PhyloPhlAn is a computational pipeline for reconstructing highly accurate and resolved phylogenetic trees based on whole-genome sequence information. The pipeline is scalable to thousands of genomes and uses the most conserved 400 proteins for extracting the phylogenetic signal. PhyloPhlAn also implements taxonomic curation, estimation, and insertion operations.

The main features of PhyloPhlAn are:

  • completely automatic, as the user needs only to provide the (unannotated) protein sequences of the input genomes (as multifasta files of peptides - not nucleotides)
  • very high topological accuracy and resolution because of the use of up to 400 previously identified most conserved proteins
  • the possibility of integrating new genomes in the already reconstructed most comprehensive tree of life (3,171 microbial genomes)
  • taxonomy estimation for the newly inserted genomes
  • taxonomic curation for the produced phylogenetic trees

Obtaining PhyloPhlAn

PhyloPhlAn can be downloaded here or accessed from our live source code repository.

PhyloPhlAn can also be obtained using Mercurial as follows:

$ hg clone https://bitbucket.org/nsegata/phylophlan

The package can also be downloaded as a compressed file in zip, and bz2 formats.

PhyloPhlAn has been developed and tested on Unix-based systems. On Windows or Mac systems, PhyloPhlAn may require some tweaking.


Citing PhyloPhlAn

If you find the software or methodology useful, please cite the accompanying manuscript:

PhyloPhlAn is a new method for improved phylogenetic and taxonomic placement of microbes
Nicola Segata, Daniela Börnigen, Xochitl C. Morgan, and Curtis Huttenhower.
Nature Communications 4, 2013

You can download PhyloPhlAn's inferred phylogenetic tree as a Newick file (with bootstrapping support) in which the genome labels are encoded with IMG taxon ID (prefixed with 't'). The same tree with leaf nodes annotated with labels for species, genera, families, and phyla are available. In addition, we provide the 400 alignments, and the subsampled concatenated alignment.


The image below reports the comprehensive, automated, and high-resolution microbial tree of life with taxonomic annotations obtained with PhyloPhlAn. It contains a total of 3,737 microbial genomes

PhyloPhlAn

A high-resolution version of this image can be downloaded here.

Updates and mailing list

Software updates will be posted on the bitbucket repository. You are more than welcome to use the Issue Tracking system on Bitbucket (or email us) to provide feedback, report bugs, and suggest/request new features.

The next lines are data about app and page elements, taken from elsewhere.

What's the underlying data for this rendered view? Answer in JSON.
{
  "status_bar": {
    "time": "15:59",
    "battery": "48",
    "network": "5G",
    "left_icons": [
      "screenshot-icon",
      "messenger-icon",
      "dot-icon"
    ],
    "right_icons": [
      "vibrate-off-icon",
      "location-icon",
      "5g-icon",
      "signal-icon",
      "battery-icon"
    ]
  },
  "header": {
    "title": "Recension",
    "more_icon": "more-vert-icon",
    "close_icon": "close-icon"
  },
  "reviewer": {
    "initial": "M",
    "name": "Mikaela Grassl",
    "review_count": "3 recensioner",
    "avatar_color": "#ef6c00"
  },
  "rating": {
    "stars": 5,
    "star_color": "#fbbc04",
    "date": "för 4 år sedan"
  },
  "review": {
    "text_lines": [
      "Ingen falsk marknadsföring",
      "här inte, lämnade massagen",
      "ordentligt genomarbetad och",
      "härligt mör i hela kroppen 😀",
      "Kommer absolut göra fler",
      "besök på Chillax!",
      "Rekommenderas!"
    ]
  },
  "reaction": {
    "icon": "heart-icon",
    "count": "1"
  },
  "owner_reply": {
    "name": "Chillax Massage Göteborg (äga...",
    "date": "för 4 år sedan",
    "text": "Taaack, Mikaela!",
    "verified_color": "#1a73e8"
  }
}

If you questions and comments or you would like to be notified about new version, new features, or any other news related to PhyloPhlAn please join our mailing list:

PhyloPhlAn google group


Common commands and examples

"De novo" phylogenetic tree building with any sets of genomes

If you would like to build a phylogenetic tree using any set of private or public genomes all you need to do is creating a folder in the input folder and copy inside one multifasta file (with extension ".faa") for each genome containing the peptidic sequences. If you call this folder "my_genomes" here is the command you need to call:

$ ./phylophlan.py -u my_genomes

when finished, the resulting tree will appear in the output/my_genomes folder.

Example 1: Corynebacterium "de novo" phylogenetic tree building

You can try out this operation (-u) using an example included in the PhyloPhlAn package you downloaded called example_corynebacteria and stored in the input folder. In contains a protein multifasta file for each of the 30 genomes available for the Corynebacterium genus as February 2012 plus two Streptomyces genomes as a meaningful outgroup. As mentioned above, the command for obtaining the phylogenetic tree is:

$ ./phylophlan.py -u example_corynebacteria --nproc 4

Using 4 threads (specified with --nproc 4) this operation should take no more than 4-5 minutes, but even using one processor only (default) should give you the results in 10 minutes or so.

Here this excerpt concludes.